Conto das terças-feiras - Experiência decepcionante

Gilberto Carvalho Pereira, Fortaleza, CE, 15 de maio de 2018

Carlos Alberto, jovem gaúcho que nunca tinha viajado para fora de sua cidade, estava nervoso. Representante-vendedor de uma fábrica de revestimentos em alumínio composto (ACM), fora designado para representar sua equipe na reunião anual da empresa a ter lugar na cidade de São Paulo.

A empresa tinha poucos anos de instalação em cidade próxima a capital gaúcha e Carlos Alberto fora um dos primeiros contratados para compor a equipe de vendas. O seu desempenho como vendedor o levou à chefia da equipe. Pelo esforço e dedicação, foi escolhido para participar de alguns treinamentos na empresa, relacionados com o desenvolvimento sistêmico das competências interpessoais, à gestão de equipes comerciais e outros. Era um funcionário exemplar.

Arrumando as malas, não sabia o que colocar nelas, não conhecia São Paulo, era avesso às reuniões formais e deduzia que o encontro seria em um dos mais luxuosos hotéis da cidade. Julgava também que não poderia fazer feio, nem bancar o caipira frente aos outros representantes da empresa. Nunca havia viajado de avião, mas isso, para ele, não seria problema, era só imitar os demais passageiros. Na manhã seguinte, levantou-se cedo, tomou café e esperou que chegasse o táxi para levá-lo ao Aeroporto Internacional Salgado Filho, em Porto Alegre. De sua cidade ao aeroporto seriam duas horas de viagem. Como era domingo, o trânsito estaria menos congestionado, deixando-o mais tranquilo, tinha receio de perder o avião.

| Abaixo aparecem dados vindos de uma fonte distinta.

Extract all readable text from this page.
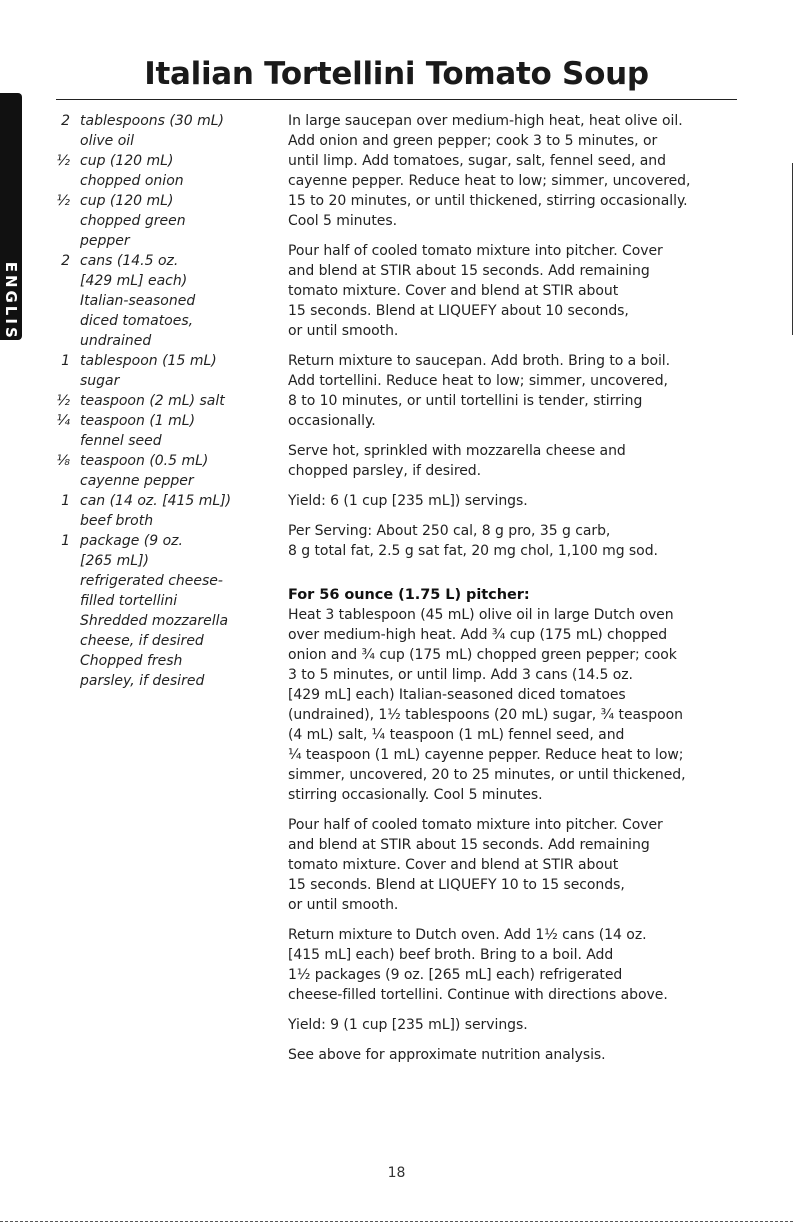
Italian Tortellini Tomato Soup

ENGLISH

2 tablespoons (30 mL)
olive oil
½ cup (120 mL)
chopped onion
½ cup (120 mL)
chopped green
pepper
2 cans (14.5 oz.
[429 mL] each)
Italian-seasoned
diced tomatoes,
undrained
1 tablespoon (15 mL)
sugar
½ teaspoon (2 mL) salt
¼ teaspoon (1 mL)
fennel seed
⅛ teaspoon (0.5 mL)
cayenne pepper
1 can (14 oz. [415 mL])
beef broth
1 package (9 oz.
[265 mL])
refrigerated cheese-
filled tortellini
Shredded mozzarella
cheese, if desired
Chopped fresh
parsley, if desired

In large saucepan over medium-high heat, heat olive oil.
Add onion and green pepper; cook 3 to 5 minutes, or
until limp. Add tomatoes, sugar, salt, fennel seed, and
cayenne pepper. Reduce heat to low; simmer, uncovered,
15 to 20 minutes, or until thickened, stirring occasionally.
Cool 5 minutes.

Pour half of cooled tomato mixture into pitcher. Cover
and blend at STIR about 15 seconds. Add remaining
tomato mixture. Cover and blend at STIR about
15 seconds. Blend at LIQUEFY about 10 seconds,
or until smooth.

Return mixture to saucepan. Add broth. Bring to a boil.
Add tortellini. Reduce heat to low; simmer, uncovered,
8 to 10 minutes, or until tortellini is tender, stirring
occasionally.

Serve hot, sprinkled with mozzarella cheese and
chopped parsley, if desired.

Yield: 6 (1 cup [235 mL]) servings.

Per Serving: About 250 cal, 8 g pro, 35 g carb,
8 g total fat, 2.5 g sat fat, 20 mg chol, 1,100 mg sod.

For 56 ounce (1.75 L) pitcher:

Heat 3 tablespoon (45 mL) olive oil in large Dutch oven
over medium-high heat. Add ¾ cup (175 mL) chopped
onion and ¾ cup (175 mL) chopped green pepper; cook
3 to 5 minutes, or until limp. Add 3 cans (14.5 oz.
[429 mL] each) Italian-seasoned diced tomatoes
(undrained), 1½ tablespoons (20 mL) sugar, ¾ teaspoon
(4 mL) salt, ¼ teaspoon (1 mL) fennel seed, and
¼ teaspoon (1 mL) cayenne pepper. Reduce heat to low;
simmer, uncovered, 20 to 25 minutes, or until thickened,
stirring occasionally. Cool 5 minutes.

Pour half of cooled tomato mixture into pitcher. Cover
and blend at STIR about 15 seconds. Add remaining
tomato mixture. Cover and blend at STIR about
15 seconds. Blend at LIQUEFY 10 to 15 seconds,
or until smooth.

Return mixture to Dutch oven. Add 1½ cans (14 oz.
[415 mL] each) beef broth. Bring to a boil. Add
1½ packages (9 oz. [265 mL] each) refrigerated
cheese-filled tortellini. Continue with directions above.

Yield: 9 (1 cup [235 mL]) servings.

See above for approximate nutrition analysis.

18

— Seria uma vergonha, falou Carlos.

Prontamente o taxista olhou pelo retrovisor e perguntou:

— O que disse, senhor?

— Estou falando com os meus botões, respondeu Carlos.

No aeroporto esperou duas horas o aviso de embarque, pois chegara muito cedo. Quando anunciaram o número do portão de embarque, Carlos dirigiu-se à fila indicada pela funcionária da companhia e encaminhou-se para a aeronave, aparentando ser um viajante costumeiro. De terno e gravata, em sua postura elegante e porte atlético, fez inveja a alguns homens que o acompanhavam naquela procissão de entrada. Algumas garotas, pelo contrário, olhavam para ele admiradas pelo exemplar macho que as faria companhia naquele voo.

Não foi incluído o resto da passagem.